Recommends drug to treat advanced kidney cancer on NHS in England
Pfizer Inlyta

More patients in the UK have a chance of getting access to Pfizer's oncology drug Inlyta via the NHS after a change of heart by the National Institute for Health and Care Excellence (NICE).

NICE recommended against making Inlyta (axitinib) available to treat advanced kidney cancer on the NHS in March 2013. However, after an appeal by Pfizer - as well as medical and patient groups - it has reconsidered and issued draft guidance backing use of the drug in adults with kidney cancer who have failed first-line treatment.

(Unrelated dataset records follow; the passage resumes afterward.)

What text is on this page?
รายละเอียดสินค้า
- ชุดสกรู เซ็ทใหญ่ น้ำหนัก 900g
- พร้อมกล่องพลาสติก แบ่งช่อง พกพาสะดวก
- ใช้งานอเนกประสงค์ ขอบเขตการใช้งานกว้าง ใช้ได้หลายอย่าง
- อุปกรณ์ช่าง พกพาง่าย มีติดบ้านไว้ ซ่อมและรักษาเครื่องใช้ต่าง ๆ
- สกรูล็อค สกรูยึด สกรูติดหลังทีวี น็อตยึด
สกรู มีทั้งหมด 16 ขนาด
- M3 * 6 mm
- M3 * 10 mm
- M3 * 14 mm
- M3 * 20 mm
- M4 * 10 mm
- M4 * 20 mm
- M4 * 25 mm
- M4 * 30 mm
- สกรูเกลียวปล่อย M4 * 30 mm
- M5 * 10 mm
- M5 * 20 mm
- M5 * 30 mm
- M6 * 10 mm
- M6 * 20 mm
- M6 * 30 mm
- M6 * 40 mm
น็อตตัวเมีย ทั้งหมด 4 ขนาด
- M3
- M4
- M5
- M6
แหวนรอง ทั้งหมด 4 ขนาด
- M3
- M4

The Royal College of Physicians, James Whale Fund for Kidney Cancer and Kidney Cancer UK all lent their weight to the drugmaker's appeal, which has been partially upheld.

The European Medicines Agency approved Inlyta for use after failure of treatment with a tyrosine kinase inhibitor - Pfizer's own Sutent (sunitinib) or GlaxoSmithKline's Votrient (pazopanib) - or a cytokine in 2012, and its global turnover has grown quickly to reach $319m last year, with $77m of that total coming from Europe.

The director of NICE's Health Technology Evaluation Centre, Prof Carole Longson, said the agency had issued "an updated scope and matrix to include sunitinib and pazopanib as comparators in addition to best supportive care for the post-cytokine sub-group".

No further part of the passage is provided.